Le carton huileux de pizza reste, lui, clairement indésirable dans le PMC ou dans la collecte papier. C’est sans doute le cas le plus universel et le mieux compris, même s’il continue d’alimenter les débats familiaux du samedi soir. La moitié propre peut partir au papier-carton, la moitié souillée dans les déchets résiduels ou le compost. Oui, vous pouvez déchirer votre boîte de pizza en deux. C’est même recommandé.

Un recyclage qui performe, mais peut encore progresser

La Belgique affiche des taux de recyclage des emballages ménagers parmi les plus élevés d’Europe, régulièrement cités entre 80 et 90 % selon les flux de matériaux. C’est objectivement un résultat dont le pays peut être fier, fruit de décennies d’investissement dans l’infrastructure et la sensibilisation. Mais ces chiffres masquent une réalité plus nuancée : la qualité du tri, pas seulement le volume collecté, détermine ce qui est réellement recyclé en bout de chaîne.

Les nouveaux matériaux comme les films plastiques souples (emballages de chips, sachets de surgelés) commencent à intégrer les consignes de tri dans certaines communes pilotes, avec des résultats prometteurs. L’enjeu des prochaines années ne sera plus tant de convaincre les Belges de trier (la bataille est gagnée), mais de corriger les mauvaises habitudes tenaces et d’adapter les consignes à mesure que les capacités techniques progressent.
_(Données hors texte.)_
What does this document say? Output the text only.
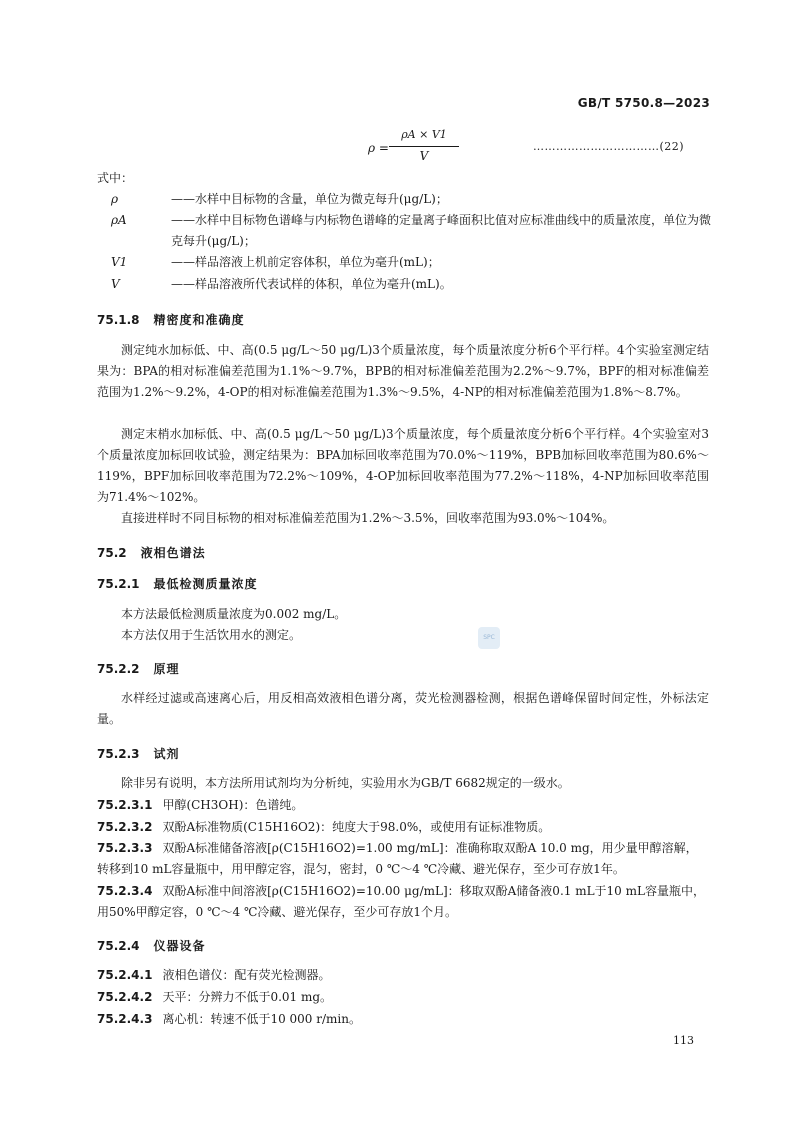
GB/T 5750.8—2023
ρ =
ρA × V1
V
……………………………(22)

式中：

ρ	——水样中目标物的含量，单位为微克每升(μg/L)；
ρA	——水样中目标物色谱峰与内标物色谱峰的定量离子峰面积比值对应标准曲线中的质量浓度，单位为微克每升(μg/L)；
V1	——样品溶液上机前定容体积，单位为毫升(mL)；
V	——样品溶液所代表试样的体积，单位为毫升(mL)。
75.1.8 精密度和准确度

测定纯水加标低、中、高(0.5 μg/L～50 μg/L)3个质量浓度，每个质量浓度分析6个平行样。4个实验室测定结果为：BPA的相对标准偏差范围为1.1%～9.7%，BPB的相对标准偏差范围为2.2%～9.7%，BPF的相对标准偏差范围为1.2%～9.2%，4-OP的相对标准偏差范围为1.3%～9.5%，4-NP的相对标准偏差范围为1.8%～8.7%。

测定末梢水加标低、中、高(0.5 μg/L～50 μg/L)3个质量浓度，每个质量浓度分析6个平行样。4个实验室对3个质量浓度加标回收试验，测定结果为：BPA加标回收率范围为70.0%～119%，BPB加标回收率范围为80.6%～119%，BPF加标回收率范围为72.2%～109%，4-OP加标回收率范围为77.2%～118%，4-NP加标回收率范围为71.4%～102%。

直接进样时不同目标物的相对标准偏差范围为1.2%～3.5%，回收率范围为93.0%～104%。

75.2 液相色谱法
75.2.1 最低检测质量浓度

本方法最低检测质量浓度为0.002 mg/L。

本方法仅用于生活饮用水的测定。	SPC
75.2.2 原理

水样经过滤或高速离心后，用反相高效液相色谱分离，荧光检测器检测，根据色谱峰保留时间定性，外标法定量。

75.2.3 试剂

除非另有说明，本方法所用试剂均为分析纯，实验用水为GB/T 6682规定的一级水。

75.2.3.1 甲醇(CH3OH)：色谱纯。

75.2.3.2 双酚A标准物质(C15H16O2)：纯度大于98.0%，或使用有证标准物质。

75.2.3.3 双酚A标准储备溶液[ρ(C15H16O2)=1.00 mg/mL]：准确称取双酚A 10.0 mg，用少量甲醇溶解，转移到10 mL容量瓶中，用甲醇定容，混匀，密封，0 ℃～4 ℃冷藏、避光保存，至少可存放1年。

75.2.3.4 双酚A标准中间溶液[ρ(C15H16O2)=10.00 μg/mL]：移取双酚A储备液0.1 mL于10 mL容量瓶中，用50%甲醇定容，0 ℃～4 ℃冷藏、避光保存，至少可存放1个月。

75.2.4 仪器设备

75.2.4.1 液相色谱仪：配有荧光检测器。

75.2.4.2 天平：分辨力不低于0.01 mg。

75.2.4.3 离心机：转速不低于10 000 r/min。

113
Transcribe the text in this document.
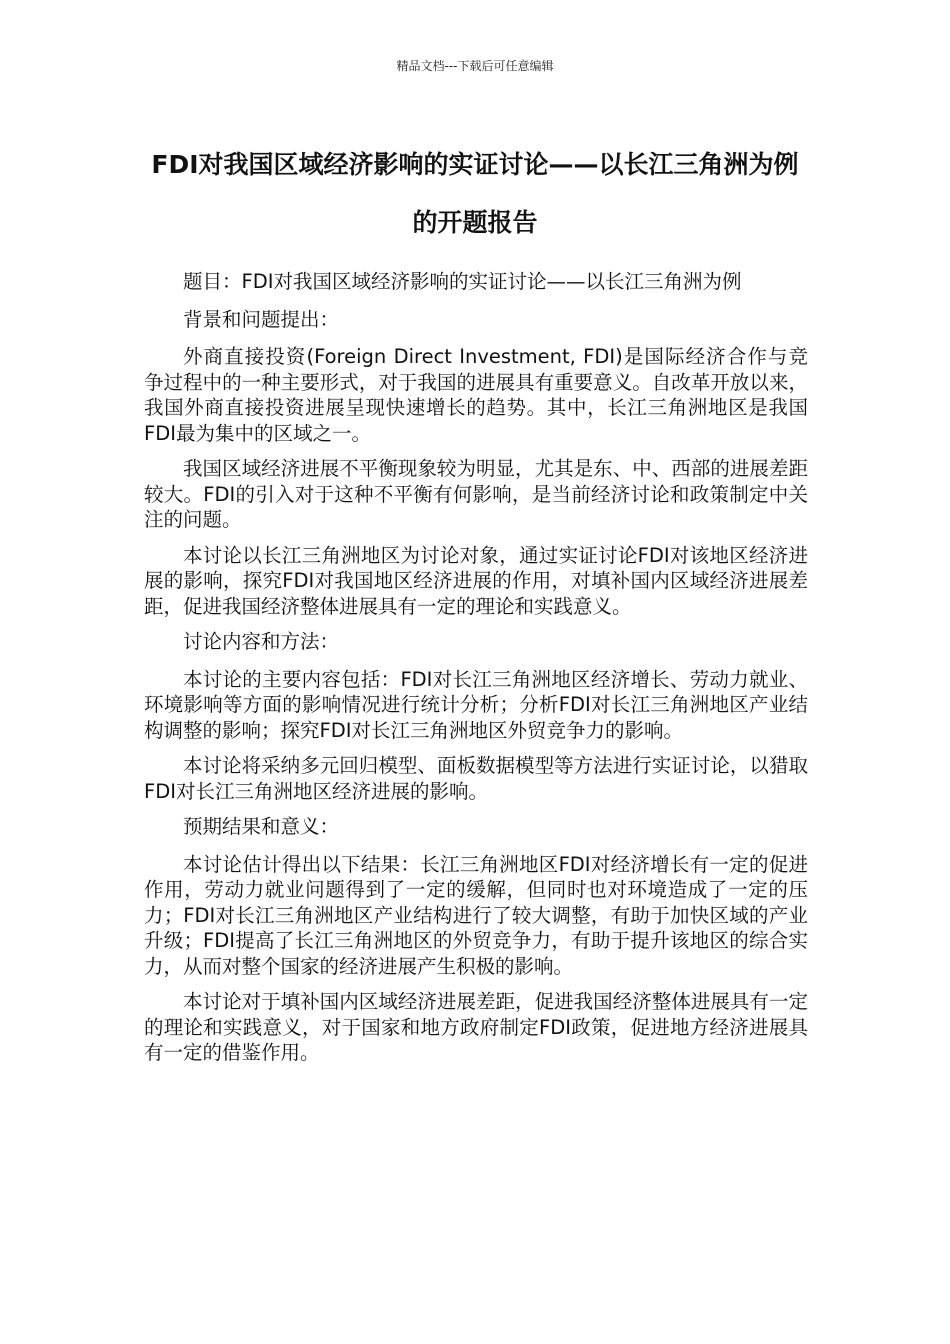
精品文档---下载后可任意编辑
FDI对我国区域经济影响的实证讨论——以长江三角洲为例的开题报告

题目：FDI对我国区域经济影响的实证讨论——以长江三角洲为例

背景和问题提出：

外商直接投资(Foreign Direct Investment, FDI)是国际经济合作与竞争过程中的一种主要形式，对于我国的进展具有重要意义。自改革开放以来，我国外商直接投资进展呈现快速增长的趋势。其中，长江三角洲地区是我国FDI最为集中的区域之一。

我国区域经济进展不平衡现象较为明显，尤其是东、中、西部的进展差距较大。FDI的引入对于这种不平衡有何影响，是当前经济讨论和政策制定中关注的问题。

本讨论以长江三角洲地区为讨论对象，通过实证讨论FDI对该地区经济进展的影响，探究FDI对我国地区经济进展的作用，对填补国内区域经济进展差距，促进我国经济整体进展具有一定的理论和实践意义。

讨论内容和方法：

本讨论的主要内容包括：FDI对长江三角洲地区经济增长、劳动力就业、环境影响等方面的影响情况进行统计分析；分析FDI对长江三角洲地区产业结构调整的影响；探究FDI对长江三角洲地区外贸竞争力的影响。

本讨论将采纳多元回归模型、面板数据模型等方法进行实证讨论，以猎取FDI对长江三角洲地区经济进展的影响。

预期结果和意义：

本讨论估计得出以下结果：长江三角洲地区FDI对经济增长有一定的促进作用，劳动力就业问题得到了一定的缓解，但同时也对环境造成了一定的压力；FDI对长江三角洲地区产业结构进行了较大调整，有助于加快区域的产业升级；FDI提高了长江三角洲地区的外贸竞争力，有助于提升该地区的综合实力，从而对整个国家的经济进展产生积极的影响。

本讨论对于填补国内区域经济进展差距，促进我国经济整体进展具有一定的理论和实践意义，对于国家和地方政府制定FDI政策，促进地方经济进展具有一定的借鉴作用。
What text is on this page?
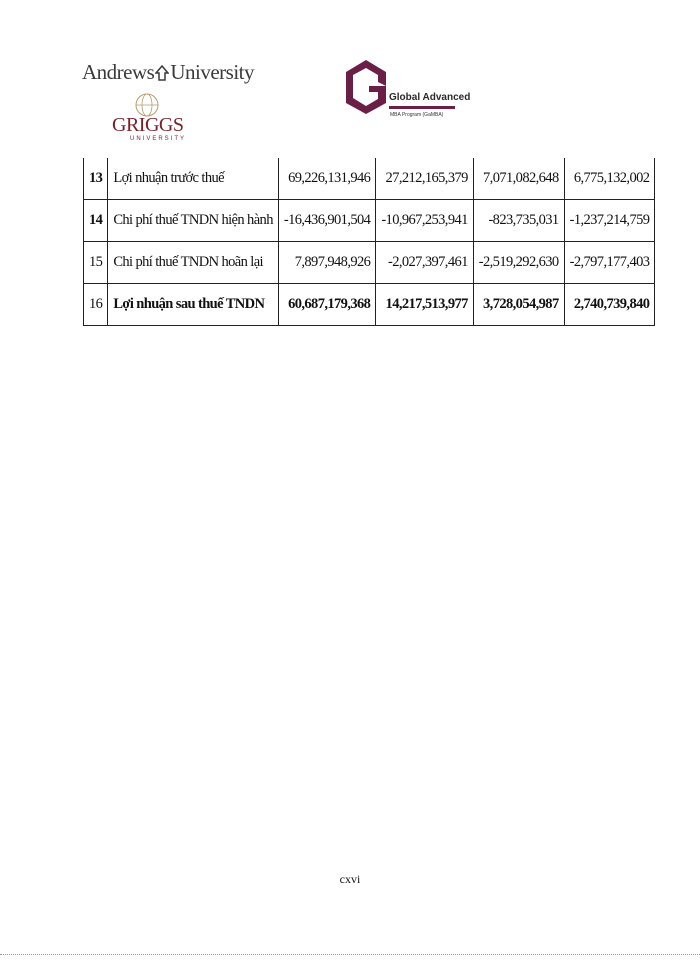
Andrews University
GRIGGS
UNIVERSITY
Global Advanced
MBA Program (GaMBA)
13	Lợi nhuận trước thuế	69,226,131,946	27,212,165,379	7,071,082,648	6,775,132,002
14	Chi phí thuế TNDN hiện hành	-16,436,901,504	-10,967,253,941	-823,735,031	-1,237,214,759
15	Chi phí thuế TNDN hoãn lại	7,897,948,926	-2,027,397,461	-2,519,292,630	-2,797,177,403
16	Lợi nhuận sau thuế TNDN	60,687,179,368	14,217,513,977	3,728,054,987	2,740,739,840
cxvi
Ce qui finit par émerger de tout ça, c’est une leçon assez belge dans son fond : les bonnes intentions ne suffisent pas, encore faut-il qu’elles reposent sur des informations à jour. Le recyclage parfait n’est pas celui du citoyen qui rince méticuleusement chaque emballage sous un filet d’eau pendant trois minutes. C’est celui qui vide, trie correctement selon les consignes en vigueur dans sa commune, et résiste à la tentation de glisser dans le sac bleu ce pot de crème dont il ne sait pas trop quoi faire. Le doute ? Le site de votre intercommunale locale a presque toujours la réponse, et il est sous-estimé à un point qui devrait nous faire honte.